Friday, November 27, 2020

Turkey Shepherd's Pie

 Put the Thanksgiving leftovers to good use in a one-stop-shop pie for dinner. The dough can be made a day ahead and kept in the fridge or stored in freezer for up to a month. 



Dough
1-1/4 cups all-purpose flout
1/2 tsp kosher salt
6 Tbsp vegetable shortening, cut into pieces & chilled
3 Tbsp unsalted butter, cut into pieces & chilled

Turkey & Assembly
3-4 cups roasted turkey, shredded
1 cup of leftover gravy
1/2 tsp smoked paprika
2 cups of leftover mashed potatoes (or mashed sweet potatoes)
half & half, for brushing

Mix flour and salt in a large bowl with a fork to combine.  Add shortening and butter and toss to evenly coat.  Use two forks to smash butter and shortening, pressing into dry ingredients until some pieces are flat & thin, and a few large & chunky. Drizzle 1 tablespoon of ice water over mixture and stir with a fork.  Knead dough gently in a bowl until it comes together.  

Turn dough onto a work surface and knead 1 or 2 more times, pressing to incorporate shaggy edges.  Press into a disc about 1 inch thick.  Wrap in plastic wrap and chill 1 hour in fridge.   

 To assemble:  let dough sit at room temperature for 5 minutes and then roll out on a lightly floured surface to a 10-1/2 to 12 inch round.  Place dough in a 9-inch pie pan or a 10-inch cast iron skillet (you want dough to be 1-1/2 inches wider than pan).  Allow dough to fill pan and crimp edges as desired.  

Arrange meat evenly in dough and cover with gravy.  Mound potatoes over meat.  Using a wet knife or spoon, spread to edges, covering meat completely.  Create decorative ridges in the potatoes with a fork, if desired. Sprinkle with paprika.

Brush dough with half & half.  Bake pie until crust is golden brown, 35-45 minutes.  Let cool 15 minutes.  Serve with cranberry sauce!  

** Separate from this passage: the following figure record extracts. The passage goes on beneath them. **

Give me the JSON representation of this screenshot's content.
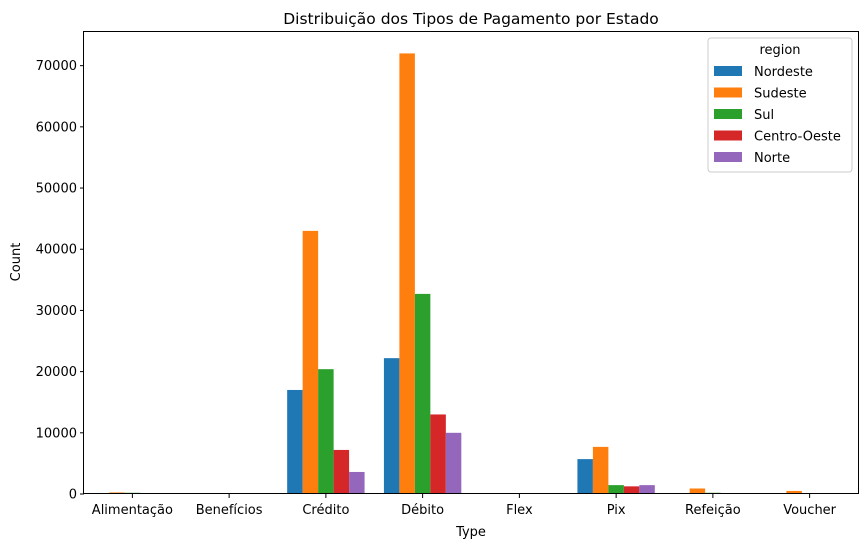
{
  "chart_data": {
    "type": "bar",
    "title": "Distribuição dos Tipos de Pagamento por Estado",
    "xlabel": "Type",
    "ylabel": "Count",
    "ylim": [
      0,
      75500
    ],
    "yticks": [
      0,
      10000,
      20000,
      30000,
      40000,
      50000,
      60000,
      70000
    ],
    "categories": [
      "Alimentação",
      "Benefícios",
      "Crédito",
      "Débito",
      "Flex",
      "Pix",
      "Refeição",
      "Voucher"
    ],
    "legend": {
      "title": "region",
      "position": "top-right"
    },
    "series": [
      {
        "name": "Nordeste",
        "color": "#1f77b4",
        "values": [
          0,
          0,
          17000,
          22200,
          0,
          5700,
          150,
          80
        ]
      },
      {
        "name": "Sudeste",
        "color": "#ff7f0e",
        "values": [
          250,
          20,
          43000,
          72000,
          10,
          7700,
          900,
          500
        ]
      },
      {
        "name": "Sul",
        "color": "#2ca02c",
        "values": [
          200,
          10,
          20400,
          32700,
          5,
          1450,
          200,
          100
        ]
      },
      {
        "name": "Centro-Oeste",
        "color": "#d62728",
        "values": [
          60,
          5,
          7200,
          13000,
          0,
          1250,
          80,
          150
        ]
      },
      {
        "name": "Norte",
        "color": "#9467bd",
        "values": [
          40,
          5,
          3600,
          10000,
          0,
          1450,
          50,
          100
        ]
      }
    ]
  }
}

Thursday, November 19, 2020

Poached & Roasted Turkey

This turkey recipe ensures juicy meat and a crackling brown skin by following a traditional process from Bresse, the French capital of poultry. It involves first poaching the bird, then roasting it the next day.


1 quart turkey stock
4 medium carrots, roughly chopped
3 onions, thickly sliced
1 head of garlic, peeled
butter, or duck fat (if available)
organic turkey, 14-16 lbs
salt & pepper


Combine the stock, carrots, onions and garlic in a stock pot large enough to hold the turkey.  Fill it with water up to half-way.  Bring to boil over medium-high heat.

While the stock heats, rinse the turkey and, starting at the neck, carefully seperate the skin from the breast and upper thighs with your fingers, being careful not to tear the skin.  Rub butter or fat all over the outside, in between the skin and flesh.  Truss the turkey.  (This is note mandatory, but makes it easier to handle the bird later.)

When the stock begins to boil, generously season it with salt and pepper.  Add turkey to pot and adjust heat so it simmers.  Cover the pot with a lid and make sure the turkey is submerged.  Simmer for 40 minutes, then remove pot from heat and let turkey slowly cool to room temperature in the broth, up to 4 hours.  Refrigerate turkey still in pot.

The next day, preheat oven to 475 degrees F.  Take the bird out of the pot, place it on a rack in a roasting pan and roast it in the oven for 30 minutes.  Turn the oven off, leaving bird inside for about an hour. 

When you are ready to eat, the turkey will be perfectly cooked and nicely roasted.  Be sure to strain and save the left-over stock for soup.